This research addresses optical system optimization challenges where local optimization algorithms with random starting points frequently converge to suboptimal local solutions, while heuristic global optimization algorithms demonstrate low efficiency in solution space exploration. To effectively utilize parallel computing capabilities and minimize computational resources spent on invalid solutions, this study implements a monitoring system that analyzes configuration differences between systems based on selective guidance of global optimal information. When global information guides systems from poor local minima toward improved regions, system aggregation inevitably occurs. This aggregation results in uneven distribution within the solution space, potentially overlooking valid configurations that might yield superior results.
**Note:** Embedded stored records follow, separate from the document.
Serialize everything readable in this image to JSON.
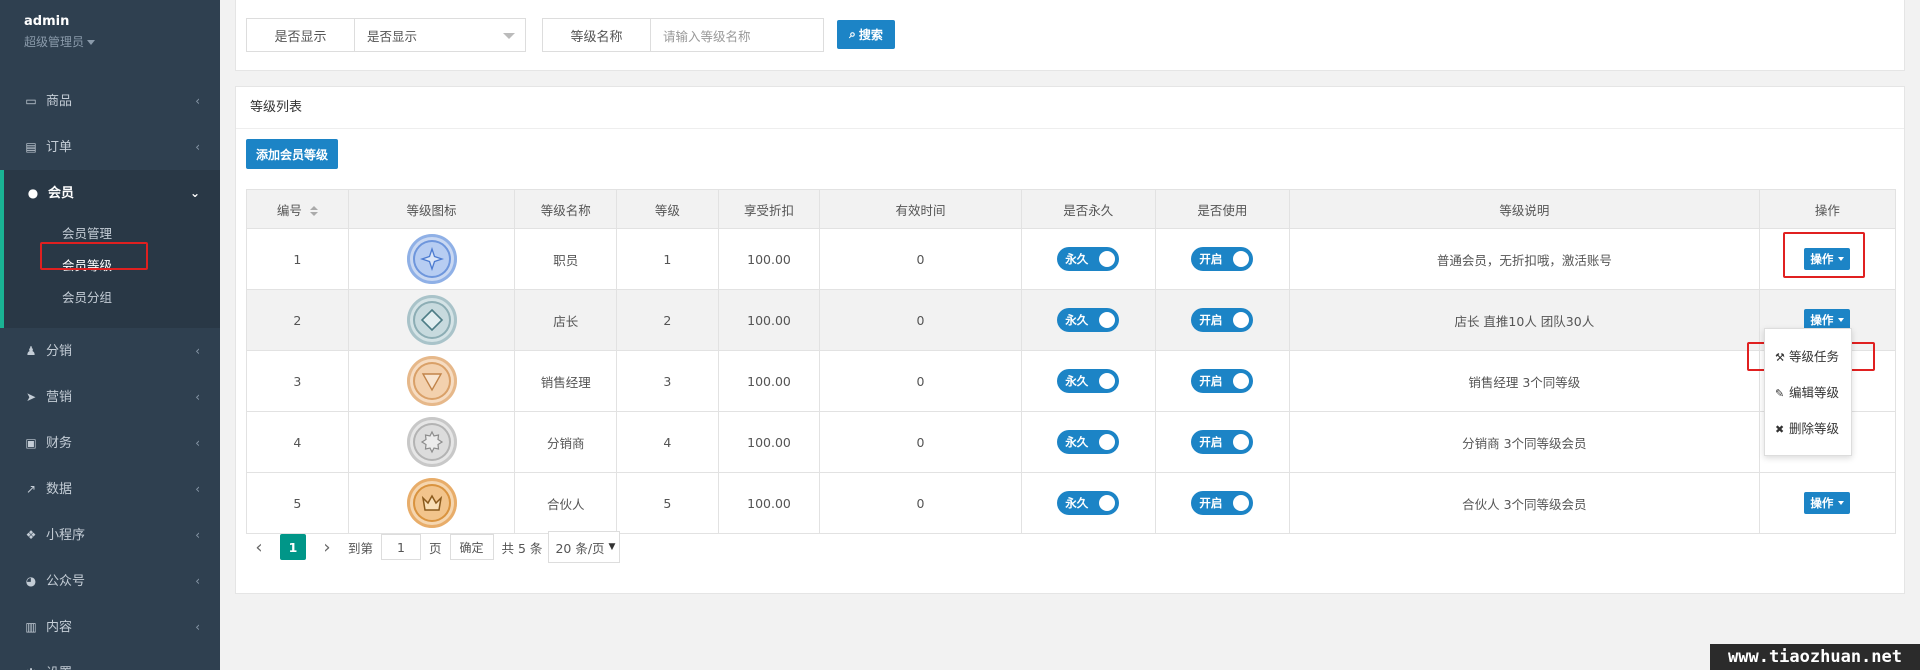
{
  "user": {
    "name": "admin",
    "role": "超级管理员"
  },
  "sidebar": {
    "items": [
      {
        "icon": "laptop-icon",
        "glyph": "▭",
        "label": "商品"
      },
      {
        "icon": "document-icon",
        "glyph": "▤",
        "label": "订单"
      },
      {
        "icon": "user-icon",
        "glyph": "●",
        "label": "会员",
        "active": true
      },
      {
        "icon": "users-icon",
        "glyph": "♟",
        "label": "分销"
      },
      {
        "icon": "paper-plane-icon",
        "glyph": "➤",
        "label": "营销"
      },
      {
        "icon": "money-icon",
        "glyph": "▣",
        "label": "财务"
      },
      {
        "icon": "line-chart-icon",
        "glyph": "↗",
        "label": "数据"
      },
      {
        "icon": "cubes-icon",
        "glyph": "❖",
        "label": "小程序"
      },
      {
        "icon": "wechat-icon",
        "glyph": "◕",
        "label": "公众号"
      },
      {
        "icon": "book-icon",
        "glyph": "▥",
        "label": "内容"
      },
      {
        "icon": "gear-icon",
        "glyph": "✱",
        "label": "设置"
      }
    ],
    "sub_items": [
      "会员管理",
      "会员等级",
      "会员分组"
    ]
  },
  "filters": {
    "display_label": "是否显示",
    "display_value": "是否显示",
    "name_label": "等级名称",
    "name_placeholder": "请输入等级名称",
    "search_label": "搜索"
  },
  "list": {
    "title": "等级列表",
    "add_label": "添加会员等级",
    "columns": [
      "编号",
      "等级图标",
      "等级名称",
      "等级",
      "享受折扣",
      "有效时间",
      "是否永久",
      "是否使用",
      "等级说明",
      "操作"
    ],
    "rows": [
      {
        "id": "1",
        "icon": "star-badge-icon",
        "name": "职员",
        "level": "1",
        "discount": "100.00",
        "valid": "0",
        "permanent": "永久",
        "enabled": "开启",
        "desc": "普通会员，无折扣哦，激活账号",
        "op": "操作"
      },
      {
        "id": "2",
        "icon": "diamond-badge-icon",
        "name": "店长",
        "level": "2",
        "discount": "100.00",
        "valid": "0",
        "permanent": "永久",
        "enabled": "开启",
        "desc": "店长 直推10人 团队30人",
        "op": "操作"
      },
      {
        "id": "3",
        "icon": "triangle-badge-icon",
        "name": "销售经理",
        "level": "3",
        "discount": "100.00",
        "valid": "0",
        "permanent": "永久",
        "enabled": "开启",
        "desc": "销售经理 3个同等级",
        "op": ""
      },
      {
        "id": "4",
        "icon": "gear-badge-icon",
        "name": "分销商",
        "level": "4",
        "discount": "100.00",
        "valid": "0",
        "permanent": "永久",
        "enabled": "开启",
        "desc": "分销商 3个同等级会员",
        "op": ""
      },
      {
        "id": "5",
        "icon": "crown-badge-icon",
        "name": "合伙人",
        "level": "5",
        "discount": "100.00",
        "valid": "0",
        "permanent": "永久",
        "enabled": "开启",
        "desc": "合伙人 3个同等级会员",
        "op": "操作"
      }
    ]
  },
  "dropdown": {
    "items": [
      {
        "icon": "wrench-icon",
        "glyph": "🔧",
        "label": "等级任务"
      },
      {
        "icon": "edit-icon",
        "glyph": "✎",
        "label": "编辑等级"
      },
      {
        "icon": "close-icon",
        "glyph": "✖",
        "label": "删除等级"
      }
    ]
  },
  "pager": {
    "current": "1",
    "goto_label": "到第",
    "goto_value": "1",
    "page_unit": "页",
    "confirm_label": "确定",
    "total_label": "共 5 条",
    "page_size": "20 条/页"
  },
  "watermark": "www.tiaozhuan.net",
  "colors": {
    "sidebar_bg": "#2f4050",
    "accent_blue": "#1c84c6",
    "accent_green": "#1ab394",
    "pager_teal": "#009688",
    "highlight_red": "#e02020"
  }
}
A diversity-enhanced selective guided gradient descent (DESG-GD) algorithm is proposed. Building upon the global information selective guided (GISG) framework, DESG incorporates a solution space density assessment indicator. This indicator quantifies distribution density through calculating the minimum Euclidean distance between system parameters and implements a dual-guidance point strategy: directing low-performing systems toward the loss-optimal point, while guiding systems with acceptable performance but high distribution density toward the diversity-optimal point. By separating systems with similar configurations, the algorithm explores more configurations within the solution space, enhancing system performance and generating effective, diverse results.
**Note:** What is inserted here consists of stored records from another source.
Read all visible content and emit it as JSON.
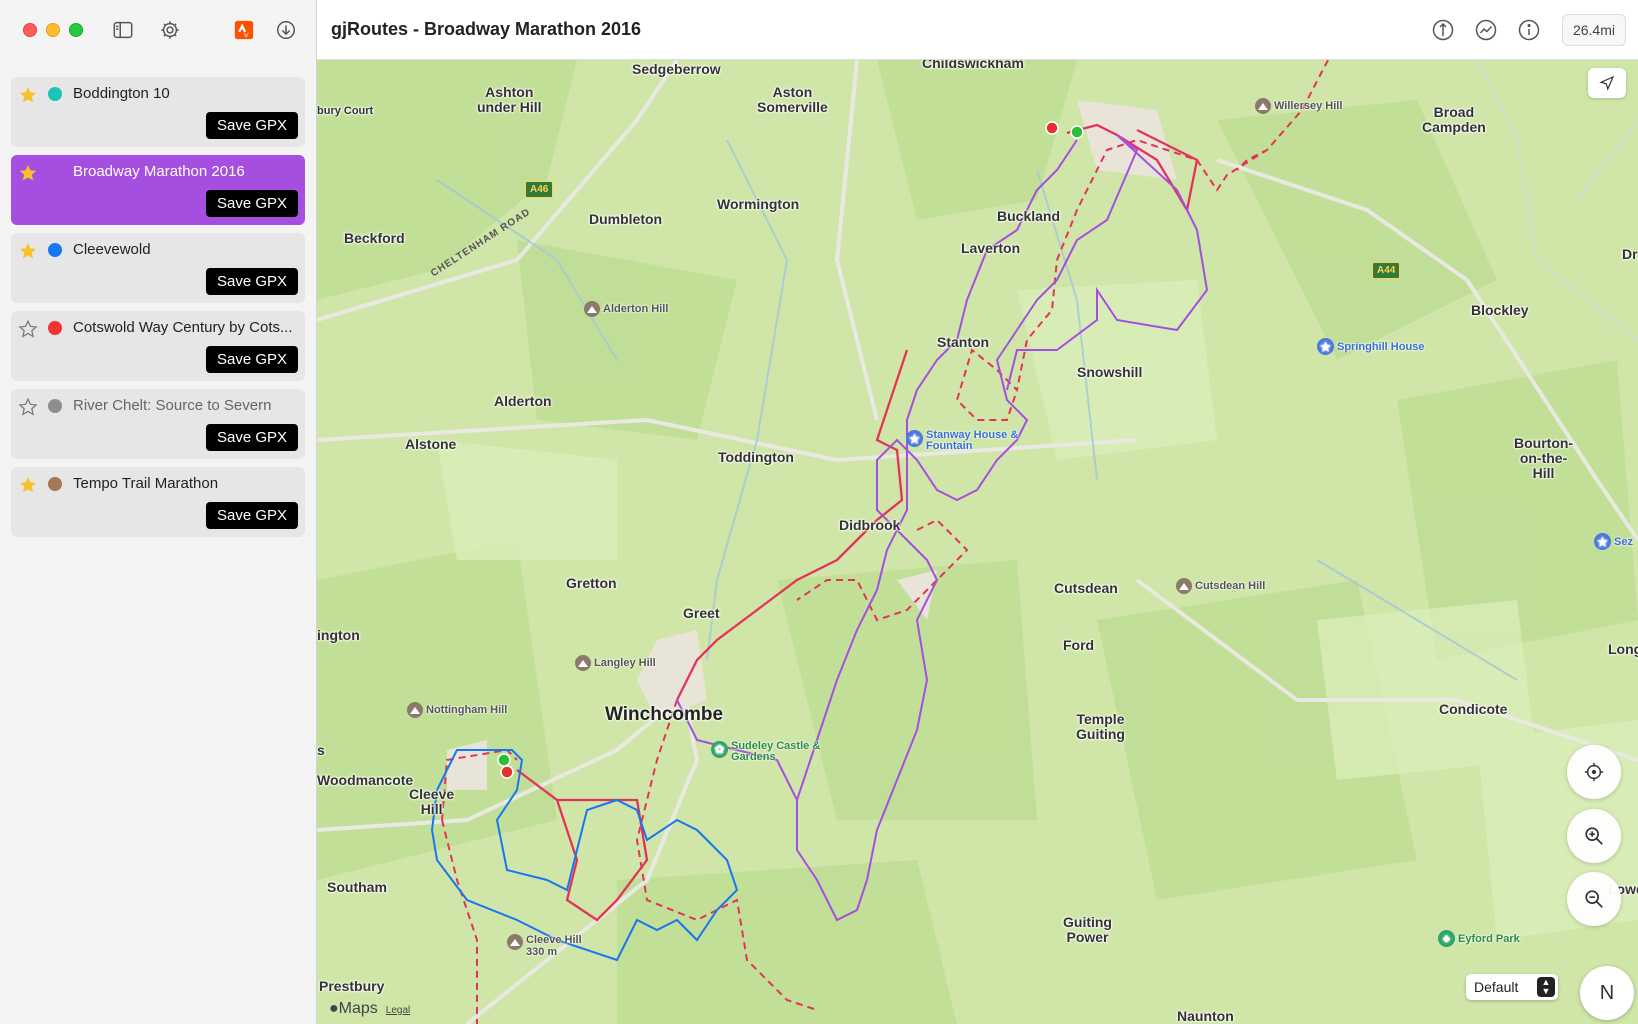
{
  "sidebar": {
    "routes": [
      {
        "name": "Boddington 10",
        "color": "#1cc3b9",
        "starred": true,
        "button": "Save GPX"
      },
      {
        "name": "Broadway Marathon 2016",
        "color": "#a54fe0",
        "starred": true,
        "button": "Save GPX",
        "selected": true
      },
      {
        "name": "Cleevewold",
        "color": "#1976f2",
        "starred": true,
        "button": "Save GPX"
      },
      {
        "name": "Cotswold Way Century by Cots...",
        "color": "#f03333",
        "starred": false,
        "button": "Save GPX"
      },
      {
        "name": "River Chelt: Source to Severn",
        "color": "#8e8e8e",
        "starred": false,
        "button": "Save GPX"
      },
      {
        "name": "Tempo Trail Marathon",
        "color": "#a37a55",
        "starred": true,
        "button": "Save GPX"
      }
    ]
  },
  "header": {
    "title": "gjRoutes - Broadway Marathon 2016",
    "distance": "26.4mi"
  },
  "map": {
    "places": {
      "sedgeberrow": "Sedgeberrow",
      "childswickham": "Childswickham",
      "ashton": "Ashton\nunder Hill",
      "aston": "Aston\nSomerville",
      "broad_campden": "Broad\nCampden",
      "dumbleton": "Dumbleton",
      "wormington": "Wormington",
      "buckland": "Buckland",
      "beckford": "Beckford",
      "laverton": "Laverton",
      "blockley": "Blockley",
      "stanton": "Stanton",
      "snowshill": "Snowshill",
      "alderton": "Alderton",
      "alstone": "Alstone",
      "toddington": "Toddington",
      "bourton": "Bourton-\non-the-\nHill",
      "didbrook": "Didbrook",
      "gretton": "Gretton",
      "cutsdean": "Cutsdean",
      "greet": "Greet",
      "ford": "Ford",
      "winchcombe": "Winchcombe",
      "temple_guiting": "Temple\nGuiting",
      "condicote": "Condicote",
      "woodmancote": "Woodmancote",
      "cleeve_hill": "Cleeve\nHill",
      "southam": "Southam",
      "guiting_power": "Guiting\nPower",
      "prestbury": "Prestbury",
      "naunton": "Naunton",
      "bury_court": "bury Court",
      "ington": "ington",
      "dr": "Dr",
      "long": "Long",
      "lower": "Lower",
      "s": "s"
    },
    "pois": {
      "willersey_hill": "Willersey Hill",
      "alderton_hill": "Alderton Hill",
      "springhill_house": "Springhill House",
      "stanway_house": "Stanway House &\nFountain",
      "cutsdean_hill": "Cutsdean Hill",
      "langley_hill": "Langley Hill",
      "nottingham_hill": "Nottingham Hill",
      "sudeley_castle": "Sudeley Castle &\nGardens",
      "cleeve_hill_poi": "Cleeve Hill\n330 m",
      "eyford_park": "Eyford Park",
      "sez": "Sez"
    },
    "roads": {
      "a46": "A46",
      "a44": "A44",
      "cheltenham_road": "CHELTENHAM ROAD"
    },
    "style_select": "Default",
    "compass": "N",
    "attribution": "Maps",
    "legal": "Legal"
  },
  "route_colors": {
    "purple": "#a54fe0",
    "red": "#e4335a",
    "blue": "#1976f2"
  }
}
Validation through 4-lens and double Gaussian lenses demonstrates that initial structures optimized by DESG-GD achieve or exceed patent-level performance. In complex double Gaussian systems, the proposed method demonstrates more than 10% improvement in spot diagram size, efficiency, and diversity compared to existing advanced methods. DESG-GD substantially enhances the exploration of diverse optical system results while maintaining solution quality, offering novel approaches for reference-free optical design.
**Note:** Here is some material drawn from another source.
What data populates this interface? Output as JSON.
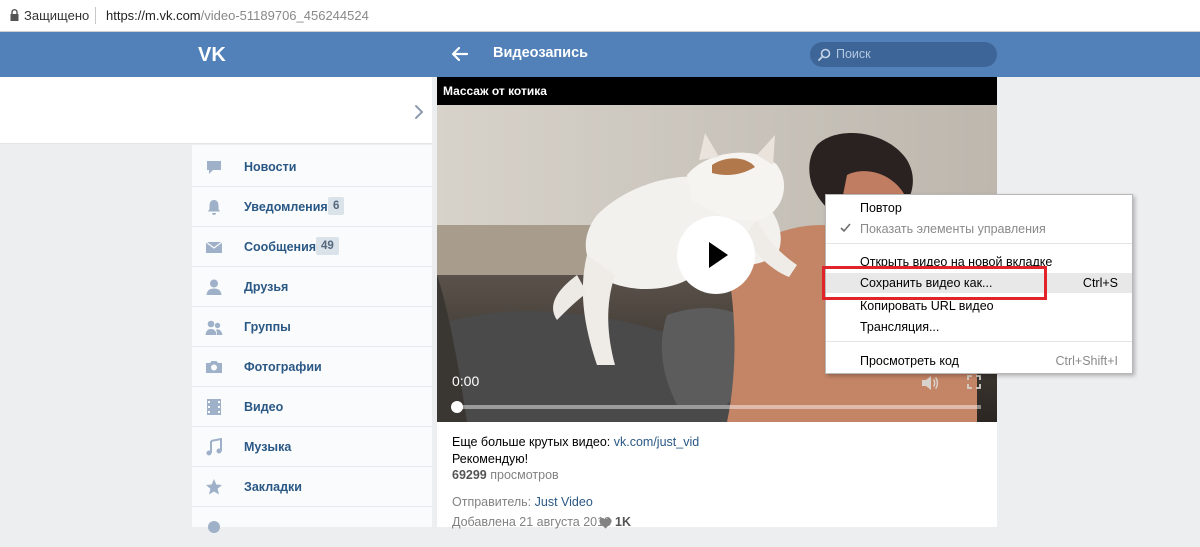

This study demonstrates how DESG-GD selectively guides high-performing but densely distributed solutions toward sparser regions of the solution space, facilitating exploration of previously unexplored areas. This approach enhances both diversity and performance in ab initio lens design. The root mean square (RMS) spot sizes for both the 4-lens system and the double Gaussian match or exceed patent performance, demonstrating its effectiveness in obtaining high-quality starting points for optical system optimization without references. The proposed DESG-GD, which enhances local optimization through gradient descent with system interaction strategies, presents significant opportunities for further development and research.